For children with high-risk, first-relapse B-cell precursor acute lymphoblastic leukemia (B-ALL), allogeneic hematopoietic stem cell transplantation (alloHSCT) after achieving a second complete remission (CR) remains the best, potentially curative treatment. In addition, a minimal residual disease (MRD)-negative status at the end of consolidation is an important prognostic indicator as demonstrated in the Children's Oncology Group Studies AALL1131 (high risk) and AALL0932 (standard risk), and ALLR3 and ALL-REZ BFM 2002 studies.

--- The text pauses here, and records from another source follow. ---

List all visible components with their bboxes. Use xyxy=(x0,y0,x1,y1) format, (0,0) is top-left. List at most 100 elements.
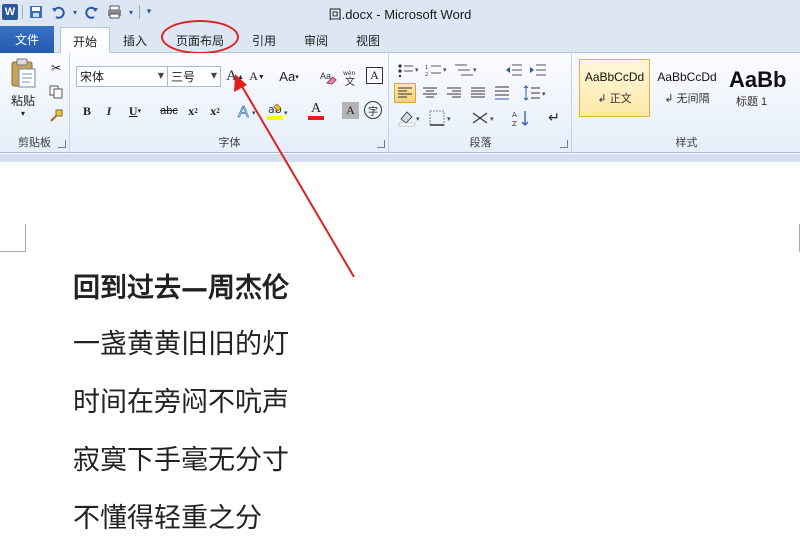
chevron-down-icon: ▼ xyxy=(210,71,217,80)
character-shading-button[interactable]: A xyxy=(342,102,359,119)
bold-button[interactable]: B xyxy=(77,101,97,121)
numbering-icon[interactable]: 1 2 ▾ xyxy=(424,61,450,79)
sort-icon[interactable]: AZ xyxy=(510,108,532,128)
font-color-button[interactable]: A xyxy=(303,100,329,122)
svg-text:Z: Z xyxy=(512,120,517,127)
style-no-spacing[interactable]: AaBbCcDd ↲ 无间隔 xyxy=(652,59,722,117)
ribbon: 粘贴 ▾ ✂ 剪贴板 宋体 ▼ 三号 ▼ A ▲ A ▼ Aa ▾ Aa wén… xyxy=(0,53,800,153)
align-left-button[interactable] xyxy=(394,83,416,103)
document-line[interactable]: 一盏黄黄旧旧的灯 xyxy=(73,322,289,361)
svg-text:▾: ▾ xyxy=(542,90,546,98)
svg-text:▾: ▾ xyxy=(415,66,419,74)
tab-review[interactable]: 审阅 xyxy=(292,27,340,53)
distributed-align-icon[interactable] xyxy=(491,83,513,103)
styles-group-label: 样式 xyxy=(675,136,698,149)
subscript-button[interactable]: x2 xyxy=(183,101,203,121)
chevron-down-icon: ▼ xyxy=(157,71,164,80)
style-heading-1[interactable]: AaBb 标题 1 xyxy=(724,59,800,117)
underline-button[interactable]: U ▾ xyxy=(123,101,147,121)
svg-text:A: A xyxy=(512,111,517,119)
style-no-spacing-sample: AaBbCcDd xyxy=(657,70,717,84)
underline-label: U xyxy=(128,103,138,118)
tab-file[interactable]: 文件 xyxy=(0,26,54,53)
multilevel-list-icon[interactable]: ▾ xyxy=(452,61,480,79)
clipboard-group: 粘贴 ▾ ✂ 剪贴板 xyxy=(0,53,70,153)
change-case-button[interactable]: Aa ▾ xyxy=(275,66,303,87)
style-heading-1-sample: AaBb xyxy=(729,67,787,92)
align-right-button[interactable] xyxy=(443,83,465,103)
svg-text:Aa: Aa xyxy=(320,71,331,81)
tab-view[interactable]: 视图 xyxy=(344,27,392,53)
svg-text:▾: ▾ xyxy=(252,109,256,117)
cut-icon[interactable]: ✂ xyxy=(47,59,65,77)
document-heading[interactable]: 回到过去—周杰伦 xyxy=(73,266,289,305)
borders-icon[interactable]: ▾ xyxy=(428,108,456,128)
character-border-icon[interactable]: A xyxy=(366,67,383,84)
decrease-indent-icon[interactable] xyxy=(504,61,524,79)
font-color-label: A xyxy=(310,101,322,116)
paragraph-group: ▾ 1 2 ▾ ▾ ▾ ▾ ▾ ▾ A Z ↵ 段落 xyxy=(390,53,572,153)
document-line[interactable]: 不懂得轻重之分 xyxy=(73,496,262,535)
chinese-layout-icon[interactable]: ▾ xyxy=(470,108,498,128)
grow-font-label: A xyxy=(226,68,237,84)
svg-text:文: 文 xyxy=(345,75,355,86)
tab-references[interactable]: 引用 xyxy=(240,27,288,53)
justify-button[interactable] xyxy=(467,83,489,103)
increase-indent-icon[interactable] xyxy=(528,61,548,79)
grow-font-button[interactable]: A ▲ xyxy=(225,66,245,87)
ribbon-tabs: 文件 开始 插入 页面布局 引用 审阅 视图 xyxy=(0,24,800,54)
font-size-combo[interactable]: 三号 ▼ xyxy=(167,66,221,87)
strikethrough-button[interactable]: abc xyxy=(157,101,181,121)
line-spacing-icon[interactable]: ▾ xyxy=(521,83,549,103)
highlight-color-icon[interactable]: ab ▾ xyxy=(265,100,291,122)
style-no-spacing-name-text: 无间隔 xyxy=(676,93,710,105)
svg-text:▾: ▾ xyxy=(416,115,420,123)
italic-button[interactable]: I xyxy=(99,101,119,121)
bullets-icon[interactable]: ▾ xyxy=(396,61,422,79)
paste-dropdown-icon[interactable]: ▾ xyxy=(21,109,25,118)
tab-home[interactable]: 开始 xyxy=(60,27,110,54)
style-normal-name: ↲ 正文 xyxy=(597,93,632,105)
enclose-characters-button[interactable]: 字 xyxy=(364,101,382,119)
svg-text:▾: ▾ xyxy=(473,66,477,74)
font-color-bar xyxy=(308,116,324,120)
shading-icon[interactable]: ▾ xyxy=(396,108,424,128)
document-gutter xyxy=(0,154,800,162)
copy-icon[interactable] xyxy=(47,83,65,101)
svg-text:▾: ▾ xyxy=(447,115,451,123)
svg-text:▾: ▾ xyxy=(443,66,447,74)
document-page[interactable]: 回到过去—周杰伦 一盏黄黄旧旧的灯 时间在旁闷不吭声 寂寞下手毫无分寸 不懂得轻… xyxy=(0,162,800,550)
paragraph-group-label: 段落 xyxy=(469,136,492,149)
style-normal-name-text: 正文 xyxy=(609,93,632,105)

Blinatumomab, a CD3/CD19-directed bispecific T-cell engager (BiTE(R)) molecule, demonstrated a favorable benefit-risk profile prior to/after alloHSCT in patients with relapsed/refractory B-ALL in clinical trials and real-world experience studies, with early termination of enrollment in phase 3 trials in young adults and children because of blinatumomab benefit [4, 6]. In the phase 3 trial in pediatric high-risk, first-relapse B-ALL, blinatumomab consolidation pre-alloHSCT resulted in improved event-free survival (EFS) and MRD remission vs. chemotherapy, with EFS benefit consistently found in all subgroups, including those with extramedullary disease and very early relapse (<18 months) [6].
Enrollment was terminated for EFS benefit of blinatumomab (p < 0.001) per independent data monitoring committee's (DMC) recommendation based on the July 2019 datacut. Follow-up data presented here are from September 2021, with overall survival (OS) benefit becoming apparent with longer follow-up.